The script by Scott Z. Burns is fashioned by an urge to stay true to how such a crisis would really be, and doesn’t flinch from scientific terms (nowhere else in movie history will news that an “R-Nought” figure has increased bring about such a sense of doom) that neatly and deftly get explained without sounding clumsy.

The cast list is peppered with famous faces, from the aforementioned Matt Damon and Jennifer Ehle, to Kate Winslet, to Laurence Fishburne (with one of the best roles he’s had in as long as I can remember), to Gwyneth Paltrow, to Marion Cotillard, to Jude Law. The great thing about Contagion is in avoiding the conventional tropes of who lives and who dies. The general Hollywood taboo of having children die is crunched early, and when one major character wakes up in bed midway through the film, coughing, the gasps around the auditorium at the news this person was set to die let you know how effective the surprise is.
The film delights in allowing the audience to know that the virus is passed on through touch, direct and indirect. A person gripping a handrail on a public bus, or preparing food for someone else, leaving a residue behind that the next unwitting person may contract. . . Contagion makes little fuss but lingers on these hot spots, screaming a silent warning, dripping with latent dread.
Save for a few flowing montage sequences set to music of such contamination, though, Contagion limits itself to sticking with its core characters. There’s not much in the way of sweeping shots of desolated cities, yet I admired how the sense of devastation was conveyed. Possibly the film could have better identified the exact scale of the crisis; it seemed strange that Matt Damon’s Mitch was eking out a life where supermarkets were getting ransacked and his car threatened to be stolen if he left it alone and yet, say, Laurence Fishburne’s character was driving around freely and calling his loved ones. Probably it was purely about where they these people were geographically located in reference to the epicentre of the outbreaks – I just don’t think that point was well-translated.

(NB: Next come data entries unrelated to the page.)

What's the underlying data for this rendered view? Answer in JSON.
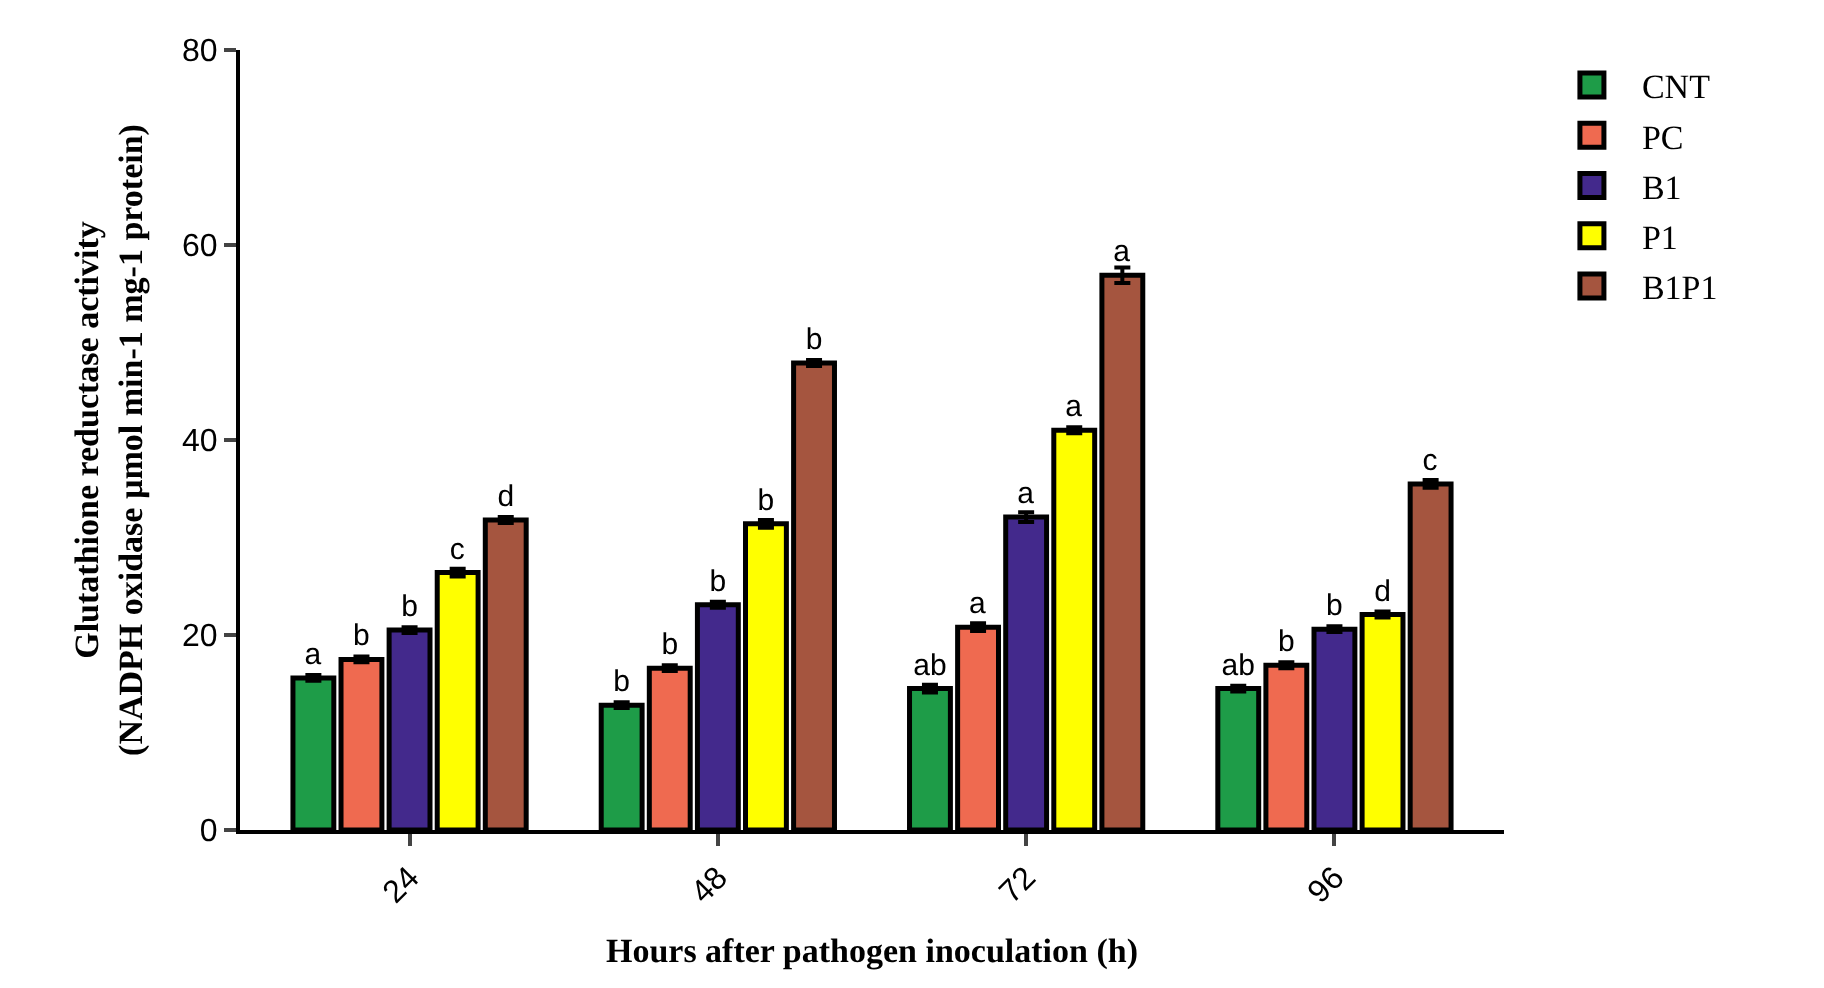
{
  "chart_data": {
    "type": "bar",
    "xlabel": "Hours after pathogen inoculation (h)",
    "ylabel": "Glutathione reductase activity\n(NADPH oxidase µmol min-1 mg-1 protein)",
    "categories": [
      "24",
      "48",
      "72",
      "96"
    ],
    "ylim": [
      0,
      80
    ],
    "yticks": [
      0,
      20,
      40,
      60,
      80
    ],
    "legend": "right",
    "series": [
      {
        "name": "CNT",
        "color": "#1e9c48",
        "values": [
          15.6,
          12.8,
          14.5,
          14.5
        ],
        "errors": [
          0.3,
          0.3,
          0.4,
          0.3
        ],
        "value_labels": [
          "a",
          "b",
          "ab",
          "ab"
        ]
      },
      {
        "name": "PC",
        "color": "#ef6a50",
        "values": [
          17.5,
          16.6,
          20.8,
          16.9
        ],
        "errors": [
          0.3,
          0.3,
          0.4,
          0.3
        ],
        "value_labels": [
          "b",
          "b",
          "a",
          "b"
        ]
      },
      {
        "name": "B1",
        "color": "#43298c",
        "values": [
          20.5,
          23.1,
          32.1,
          20.6
        ],
        "errors": [
          0.3,
          0.3,
          0.5,
          0.3
        ],
        "value_labels": [
          "b",
          "b",
          "a",
          "b"
        ]
      },
      {
        "name": "P1",
        "color": "#ffff00",
        "values": [
          26.4,
          31.4,
          41.0,
          22.1
        ],
        "errors": [
          0.4,
          0.4,
          0.3,
          0.3
        ],
        "value_labels": [
          "c",
          "b",
          "a",
          "d"
        ]
      },
      {
        "name": "B1P1",
        "color": "#a5553f",
        "values": [
          31.8,
          47.9,
          56.9,
          35.5
        ],
        "errors": [
          0.3,
          0.3,
          0.8,
          0.4
        ],
        "value_labels": [
          "d",
          "b",
          "a",
          "c"
        ]
      }
    ]
  }
}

Arguably the film extended itself to make points that were lost, or ones that felt slightly misplaced. Marion Cotillard’s character gets involved in a kidnapping plot that felt like it got swept up off its feet and then disappeared without trace only to be dropped back in at the end of the movie; it reeked of something that didn’t make the cut to be fully-justified and, as a consequence, perhaps ought to have been excised completely. Marion Cotillard is always a welcome sight for these eyes, but there’s little denying she’s rather sidelined here.

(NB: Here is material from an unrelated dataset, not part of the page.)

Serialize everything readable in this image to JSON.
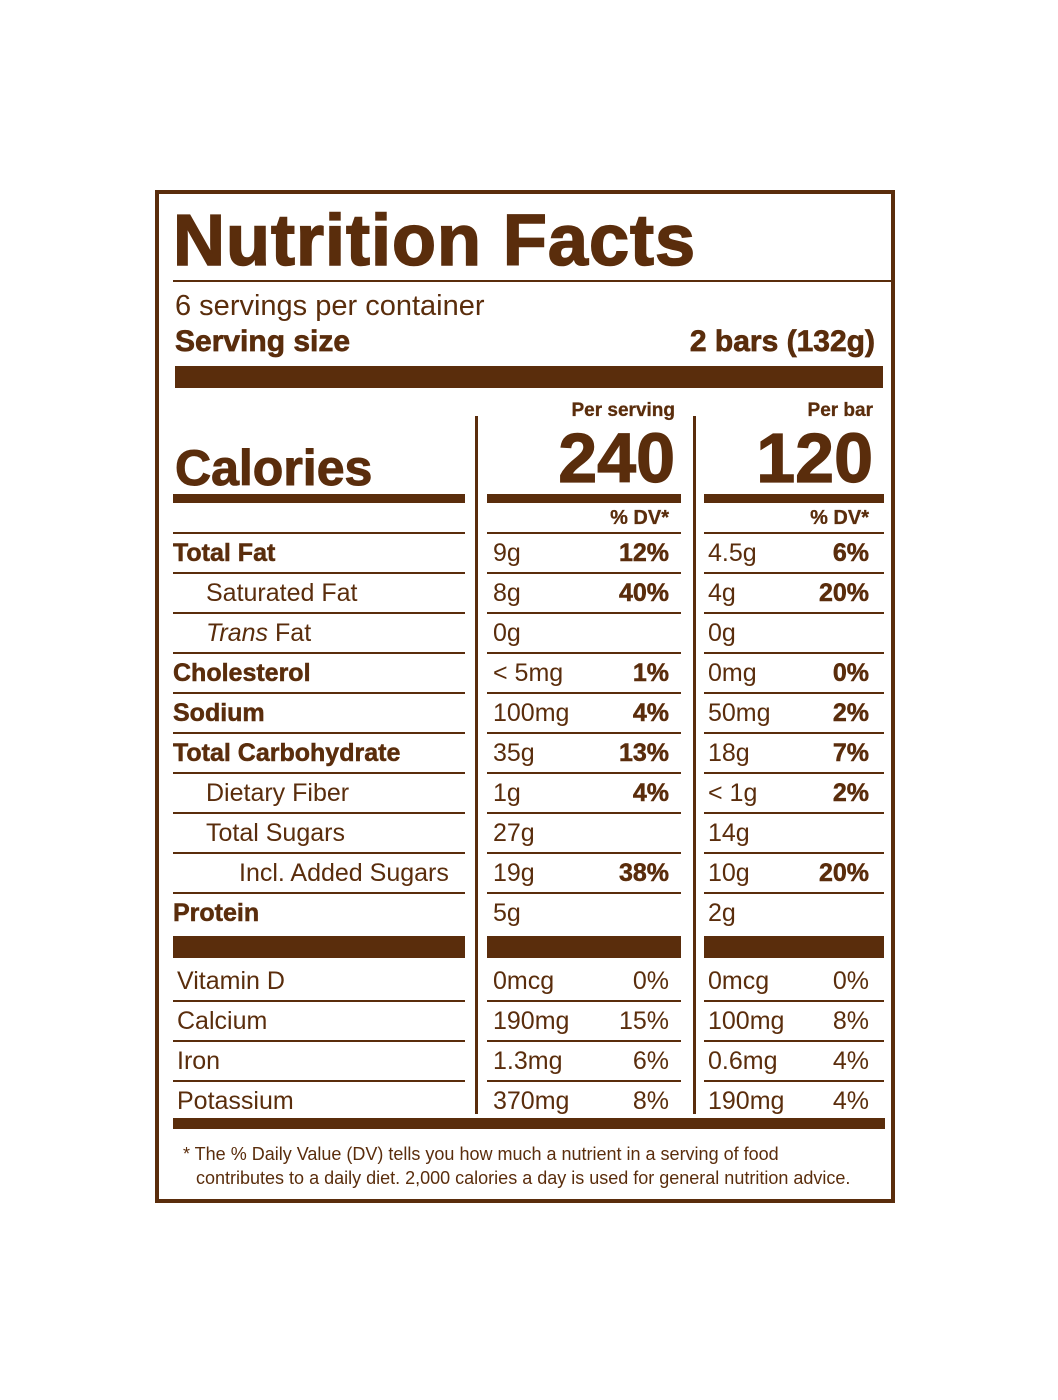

Jude Law fares better, playing an odious freelance, online writer. With bad teeth, poor clothes and a venal agenda masking as moral crusade there’s little room for vanity in the performance, and it’s to Law’s credit. The point of his story survives better than, say, Cotillard’s, although the precise beats of it all weren’t overly-clear at first. The issue with a drug he claims serves as a cure, that has millions fervently craving it, but which is untested and potentially useless was an interesting topic, ripe for examining here. The nature of public information and misinformation during time of a crisis is perfectly-suited to the content, but the message got garbled; shades of grey ultimately get painted in black and white.

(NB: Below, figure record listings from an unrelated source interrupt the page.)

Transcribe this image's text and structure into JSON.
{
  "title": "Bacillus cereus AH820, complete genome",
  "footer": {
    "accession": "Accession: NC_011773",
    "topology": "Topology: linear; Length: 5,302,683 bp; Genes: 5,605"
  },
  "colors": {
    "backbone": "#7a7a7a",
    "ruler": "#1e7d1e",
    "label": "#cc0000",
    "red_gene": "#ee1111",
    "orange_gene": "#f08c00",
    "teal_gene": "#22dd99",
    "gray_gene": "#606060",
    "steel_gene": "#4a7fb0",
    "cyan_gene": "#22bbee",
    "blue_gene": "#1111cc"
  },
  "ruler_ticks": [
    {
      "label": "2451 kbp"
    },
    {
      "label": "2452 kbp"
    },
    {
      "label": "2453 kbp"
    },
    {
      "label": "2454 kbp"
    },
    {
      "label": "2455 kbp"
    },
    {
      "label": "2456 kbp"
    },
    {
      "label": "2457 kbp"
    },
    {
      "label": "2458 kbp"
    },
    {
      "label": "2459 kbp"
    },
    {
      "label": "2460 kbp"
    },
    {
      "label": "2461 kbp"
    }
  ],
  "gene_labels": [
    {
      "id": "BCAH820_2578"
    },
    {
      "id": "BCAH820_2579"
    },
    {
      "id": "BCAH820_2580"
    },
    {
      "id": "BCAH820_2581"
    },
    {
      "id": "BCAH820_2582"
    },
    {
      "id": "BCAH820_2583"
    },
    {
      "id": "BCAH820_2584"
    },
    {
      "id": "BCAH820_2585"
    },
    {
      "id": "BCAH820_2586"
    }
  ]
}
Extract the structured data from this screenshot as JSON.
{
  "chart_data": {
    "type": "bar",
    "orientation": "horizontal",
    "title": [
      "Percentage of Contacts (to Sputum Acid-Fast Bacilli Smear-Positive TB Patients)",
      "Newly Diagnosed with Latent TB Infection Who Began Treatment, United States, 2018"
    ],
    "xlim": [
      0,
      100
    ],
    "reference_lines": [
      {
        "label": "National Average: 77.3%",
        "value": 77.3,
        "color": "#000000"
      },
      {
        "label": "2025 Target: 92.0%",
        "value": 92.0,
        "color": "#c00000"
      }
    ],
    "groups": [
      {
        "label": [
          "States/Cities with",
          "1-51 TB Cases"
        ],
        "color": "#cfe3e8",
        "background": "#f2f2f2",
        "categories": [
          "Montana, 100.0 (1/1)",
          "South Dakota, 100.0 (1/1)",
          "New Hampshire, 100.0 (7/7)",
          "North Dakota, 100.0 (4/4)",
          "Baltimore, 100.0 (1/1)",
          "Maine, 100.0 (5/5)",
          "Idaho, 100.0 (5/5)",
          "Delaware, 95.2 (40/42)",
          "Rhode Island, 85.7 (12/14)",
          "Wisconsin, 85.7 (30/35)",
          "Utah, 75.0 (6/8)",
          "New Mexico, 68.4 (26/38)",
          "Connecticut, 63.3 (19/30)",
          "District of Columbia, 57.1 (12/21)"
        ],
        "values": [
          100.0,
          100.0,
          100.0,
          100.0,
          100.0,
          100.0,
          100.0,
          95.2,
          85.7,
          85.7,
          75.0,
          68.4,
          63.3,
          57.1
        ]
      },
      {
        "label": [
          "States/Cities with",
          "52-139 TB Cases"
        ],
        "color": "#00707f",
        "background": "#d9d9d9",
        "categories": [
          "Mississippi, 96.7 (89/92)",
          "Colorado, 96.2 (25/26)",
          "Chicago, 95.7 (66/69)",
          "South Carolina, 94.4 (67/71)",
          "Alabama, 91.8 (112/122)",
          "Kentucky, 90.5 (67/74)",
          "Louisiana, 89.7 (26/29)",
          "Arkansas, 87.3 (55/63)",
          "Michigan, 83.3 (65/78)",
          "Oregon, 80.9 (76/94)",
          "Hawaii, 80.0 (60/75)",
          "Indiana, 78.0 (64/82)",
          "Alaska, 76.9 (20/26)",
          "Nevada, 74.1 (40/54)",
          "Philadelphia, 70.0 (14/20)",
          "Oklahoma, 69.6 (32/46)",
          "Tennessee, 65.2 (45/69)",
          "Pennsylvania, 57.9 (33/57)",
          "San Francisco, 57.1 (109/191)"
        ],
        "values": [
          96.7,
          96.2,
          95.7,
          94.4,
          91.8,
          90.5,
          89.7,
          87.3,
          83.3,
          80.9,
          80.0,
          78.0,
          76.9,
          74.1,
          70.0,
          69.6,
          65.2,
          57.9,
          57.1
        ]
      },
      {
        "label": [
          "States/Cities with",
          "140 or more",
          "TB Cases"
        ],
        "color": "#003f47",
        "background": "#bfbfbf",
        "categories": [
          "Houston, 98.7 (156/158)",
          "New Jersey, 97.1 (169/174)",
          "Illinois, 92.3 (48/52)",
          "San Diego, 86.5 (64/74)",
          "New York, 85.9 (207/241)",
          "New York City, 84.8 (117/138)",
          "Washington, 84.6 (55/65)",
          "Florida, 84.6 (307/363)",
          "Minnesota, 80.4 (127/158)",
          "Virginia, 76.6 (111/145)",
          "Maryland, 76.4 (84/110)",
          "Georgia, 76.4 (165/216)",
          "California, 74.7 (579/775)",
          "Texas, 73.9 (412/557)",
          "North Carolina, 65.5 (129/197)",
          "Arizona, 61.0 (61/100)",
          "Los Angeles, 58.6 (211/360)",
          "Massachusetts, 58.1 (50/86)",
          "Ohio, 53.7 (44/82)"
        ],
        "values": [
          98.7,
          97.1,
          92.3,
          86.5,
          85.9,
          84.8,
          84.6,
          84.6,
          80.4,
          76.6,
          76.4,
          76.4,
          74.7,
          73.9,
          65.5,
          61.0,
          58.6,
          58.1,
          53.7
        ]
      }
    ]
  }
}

Contagion was a curious cinema viewing experience for me in that, during it, I felt it was trundling when it should have been running and left me kind of freewheeling. Those brief shock moments are made effective due to this style, such as Matt Damon hearing gunshots from a neighbour’s house and seeing gunmen flee, and you know he’s thinking the same thing as you: that could have been his house and the only person who can protect his property is himself. Yet for the most part Contagion feels slow, and you’re almost waiting for the virus to really start decimating the masses because you know it’s coming anyway so why doesn’t the film get on with it?

Afterwards, however, kicking over what I saw and, more importantly, how the characters reacted and what they had done (and, in some cases, had done to them) I realised how effective Contagion had been in just showing me something incredible without fanfare and fuss, and how that had generated a film that was really memorable. I might make a pun here, about how it had infected my memory and spread from there to take hold over time, but I’m trying to find a cure for that pathological condition! Instead I'll say Contagion shares the same ruthless hallmarks as a virus - it goes about its intended business with a sharp efficiency but that doesn't necessarily make it perfectly formed.